Dramatic changes in our rates of births, deaths and marriages

 

A new jump in our birth rate could ease our immigration needs from 2030 onwards, writes Garret FitzGerald

FOR ALMOST 50 years I have been writing about the twists and turns of Irish demography. Some older readers might (but probably do not) recall my November 1963 prediction in this column that our marriage rate, (measured in terms of the ratio of marriages to total population), was then about to jump by more than 35 per cent. This forecast proved absolutely accurate, although honesty requires that I admit that this took only eight years to happen, rather than the 15 years that I had over-cautiously predicted.

Since that time our demography has taken many complex twists and turns. Both in our marriage rate and in our birth rate there have been two major reversals of direction, first downwards and then up again, and, of course, there has also been a massive 40-year-long increase in the proportion of non-marital births.

We are currently experiencing a sudden new jump in our birth rate, part of which is due to a quite unforeseen surge in fertility that started in early 2006, and took on a new momentum early last year.

On top of all this, and despite a fashionable belief that marriage may be on the way out, we are in fact also experiencing a wedding boom. This has brought the number of marriages solemnized within the area of our State to the highest level ever recorded since marriages as well as births and deaths started to be registered by the State in 1864. Whilst most of this development simply reflects a continuing rise in the number of single women in their 20s and 30s, there has also been a perceptible increase in the marriage rate in the last few years.

Finally we are also now benefiting remarkably from a sharp drop in deaths from cardiac and respiratory diseases that took place during the first half of the present decade. In this column on October 21st, 2006, I drew attention to the remarkable 5 per cent annual decline in our overall death rate that has been taking place since 1999 as a result of these two developments.

Curiously none of these recent developments in our demography - which if they were to continue could have great significance for our society and eventually for our economy - has evoked any interest in our media.

The dramatic changes in our population that have taken place during the past four decades is responsible for the fact that there are today more than twice as many women in their 20s and 30s than there were 40 years ago - 40 per cent more married women and three times as many single women. A recent huge increase in the number of women in their early 30s - now the peak age cohort for childbirth - has almost returned the volume of births to its record 1980 level. In particular, this shift in our population structure has almost exactly offset the halving of fertility that has taken place since the 1960s.

However, it is our marriage and birth rates, rather than the number of women in each age group, that are of special significance for the future of our society - measured preferably in terms of the ratio of these events to the total number of women who at a given time are in a position to get married or to have babies.

So far as marriage is concerned, the proportion of single women aged 20 to 39 marrying each year fell steadily throughout the whole period from 1971 to 2005, but in the past two years this trend has been sharply reversed.
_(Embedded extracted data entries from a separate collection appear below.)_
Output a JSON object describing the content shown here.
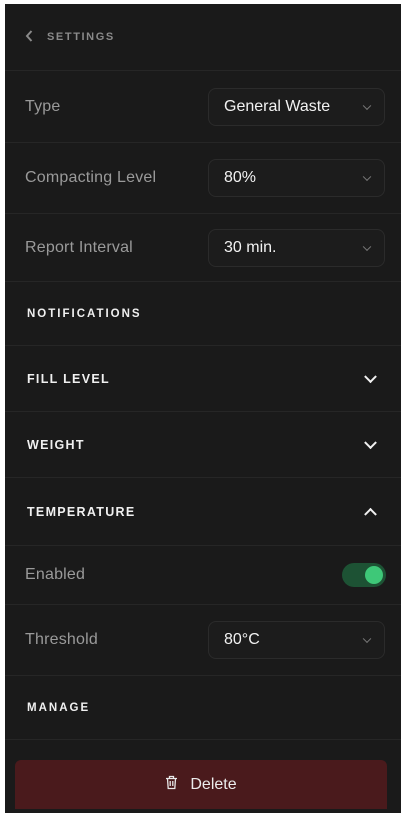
{
  "header": {
    "back_icon": "chevron-left-icon",
    "title": "SETTINGS"
  },
  "fields": {
    "type": {
      "label": "Type",
      "value": "General Waste"
    },
    "compacting": {
      "label": "Compacting Level",
      "value": "80%"
    },
    "report": {
      "label": "Report Interval",
      "value": "30 min."
    }
  },
  "notifications": {
    "title": "NOTIFICATIONS",
    "fill_level": {
      "label": "FILL LEVEL",
      "expanded": false
    },
    "weight": {
      "label": "WEIGHT",
      "expanded": false
    },
    "temperature": {
      "label": "TEMPERATURE",
      "expanded": true,
      "enabled_label": "Enabled",
      "enabled": true,
      "threshold_label": "Threshold",
      "threshold_value": "80°C"
    }
  },
  "manage": {
    "title": "MANAGE",
    "delete_label": "Delete",
    "delete_icon": "trash-icon"
  },
  "colors": {
    "panel": "#1a1a1a",
    "toggle_on": "#3ec878",
    "delete_bg": "#4a1a1c"
  }
}
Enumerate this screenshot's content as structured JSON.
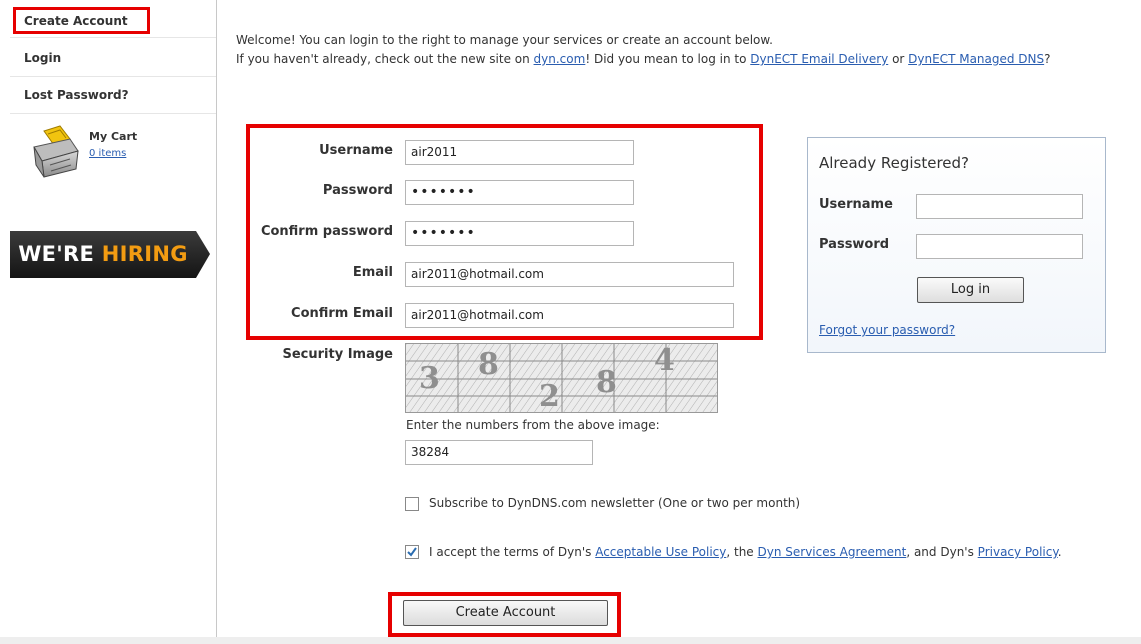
{
  "sidebar": {
    "create_account": "Create Account",
    "login": "Login",
    "lost_password": "Lost Password?",
    "cart_title": "My Cart",
    "cart_items": "0 items",
    "hiring_part1": "WE'RE",
    "hiring_part2": "HIRING"
  },
  "intro": {
    "line1": "Welcome! You can login to the right to manage your services or create an account below.",
    "line2_prefix": "If you haven't already, check out the new site on ",
    "dyn_link": "dyn.com",
    "line2_mid": "! Did you mean to log in to ",
    "email_delivery_link": "DynECT Email Delivery",
    "line2_or": " or ",
    "managed_dns_link": "DynECT Managed DNS",
    "line2_end": "?"
  },
  "form": {
    "username_label": "Username",
    "username_value": "air2011",
    "password_label": "Password",
    "password_value": "•••••••",
    "confirm_password_label": "Confirm password",
    "confirm_password_value": "•••••••",
    "email_label": "Email",
    "email_value": "air2011@hotmail.com",
    "confirm_email_label": "Confirm Email",
    "confirm_email_value": "air2011@hotmail.com",
    "security_label": "Security Image",
    "captcha_digits": [
      "3",
      "8",
      "2",
      "8",
      "4"
    ],
    "captcha_prompt": "Enter the numbers from the above image:",
    "captcha_value": "38284",
    "newsletter_text": "Subscribe to DynDNS.com newsletter (One or two per month)",
    "newsletter_checked": false,
    "terms_prefix": "I accept the terms of Dyn's ",
    "aup_link": "Acceptable Use Policy",
    "terms_mid1": ", the ",
    "dsa_link": "Dyn Services Agreement",
    "terms_mid2": ", and Dyn's ",
    "privacy_link": "Privacy Policy",
    "terms_end": ".",
    "terms_checked": true,
    "submit_label": "Create Account"
  },
  "login_panel": {
    "heading": "Already Registered?",
    "username_label": "Username",
    "password_label": "Password",
    "login_button": "Log in",
    "forgot_link": "Forgot your password?"
  },
  "colors": {
    "highlight_red": "#e60000",
    "link_blue": "#2a5db0",
    "hiring_orange": "#f39c12"
  }
}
Much of the jump in the number of births has been due to a sudden and quite sharp increase in fertility since 2005. The fact is that after a decade during which a 30-year long decline in the fertility rate, measured in terms of the ratio of births to single women aged 20 to 39, had been followed by stabilisation. But since 2005 this ratio has jumped by just over 10 per cent - a quite surprising increase within such a short time. This reflects in part a very sharp rise in the age-specific fertility rate for the 30-35 age cohort, which in the single year 2007 jumped by 7.5 per cent.
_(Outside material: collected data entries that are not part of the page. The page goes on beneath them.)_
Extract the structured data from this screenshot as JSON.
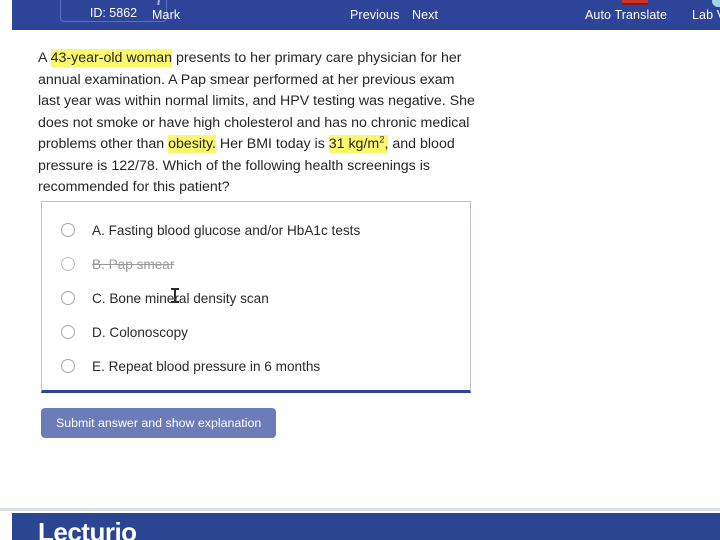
{
  "topbar": {
    "id_label": "ID: 5862",
    "mark_label": "Mark",
    "previous_label": "Previous",
    "next_label": "Next",
    "auto_translate_label": "Auto Translate",
    "lab_values_label": "Lab Val",
    "bg_color": "#2d4498",
    "icons": {
      "flag": "flag-icon",
      "beaker": "beaker-icon",
      "mark": "bookmark-icon",
      "previous": "arrow-left-icon",
      "next": "arrow-right-icon"
    }
  },
  "question": {
    "segments": [
      {
        "text": "A ",
        "highlight": false
      },
      {
        "text": "43-year-old woman",
        "highlight": true
      },
      {
        "text": " presents to her primary care physician for her annual examination. A Pap smear performed at her previous exam last year was within normal limits, and HPV testing was negative. She does not smoke or have high cholesterol and has no chronic medical problems other than ",
        "highlight": false
      },
      {
        "text": "obesity.",
        "highlight": true
      },
      {
        "text": " Her BMI today is ",
        "highlight": false
      },
      {
        "text": "31 kg/m2,",
        "highlight": true,
        "sup": "2"
      },
      {
        "text": " and blood pressure is 122/78. Which of the following health screenings is recommended for this patient?",
        "highlight": false
      }
    ],
    "full_text": "A 43-year-old woman presents to her primary care physician for her annual examination. A Pap smear performed at her previous exam last year was within normal limits, and HPV testing was negative. She does not smoke or have high cholesterol and has no chronic medical problems other than obesity. Her BMI today is 31 kg/m², and blood pressure is 122/78. Which of the following health screenings is recommended for this patient?",
    "highlight_color": "#fbf86e"
  },
  "answers": {
    "options": [
      {
        "label": "A. Fasting blood glucose and/or HbA1c tests",
        "struck": false,
        "selected": false
      },
      {
        "label": "B. Pap smear",
        "struck": true,
        "selected": false
      },
      {
        "label": "C. Bone mineral density scan",
        "struck": false,
        "selected": false
      },
      {
        "label": "D. Colonoscopy",
        "struck": false,
        "selected": false
      },
      {
        "label": "E. Repeat blood pressure in 6 months",
        "struck": false,
        "selected": false
      }
    ],
    "accent_color": "#2d4498"
  },
  "submit": {
    "label": "Submit answer and show explanation",
    "color": "#6b7cb8"
  },
  "footer": {
    "logo_text": "Lecturio",
    "bg_color": "#2a4591"
  }
}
Undoubtedly some, but only a minority, of the fertility surge, particularly in marital births, is accounted for by births to immigrants. In 2006 births to Polish mothers trebled and they doubled again last year, so that one birth in every 30 is now to a Polish mother.
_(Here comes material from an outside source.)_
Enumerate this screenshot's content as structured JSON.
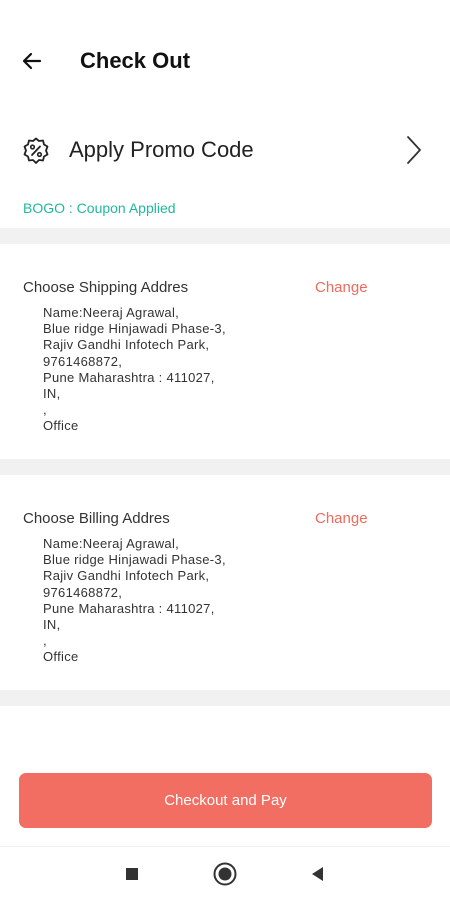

Our fertility level may now be the highest in Europe - higher even than that of France. But to ensure long-term population stability without immigration, the ratio of births to the number of women needs to be higher than 2.15. (Although even after its recent increase it is still only slightly above 2.0).

Of course some immigration by people from other countries is always desirable, both in order to offset any net emigration by our own population and also in order to import skills we may lack here. But during the past decade the inflow of immigrants seeking employment here has been much higher that would be necessary for those purposes, and has reflected lower than optimal fertility since the 1970s.

If this recent rise in fertility were to be sustained in the future, (which I have to say is probably unlikely in a world where almost everywhere else it is in decline), this would ease our immigration needs from 2030 onwards.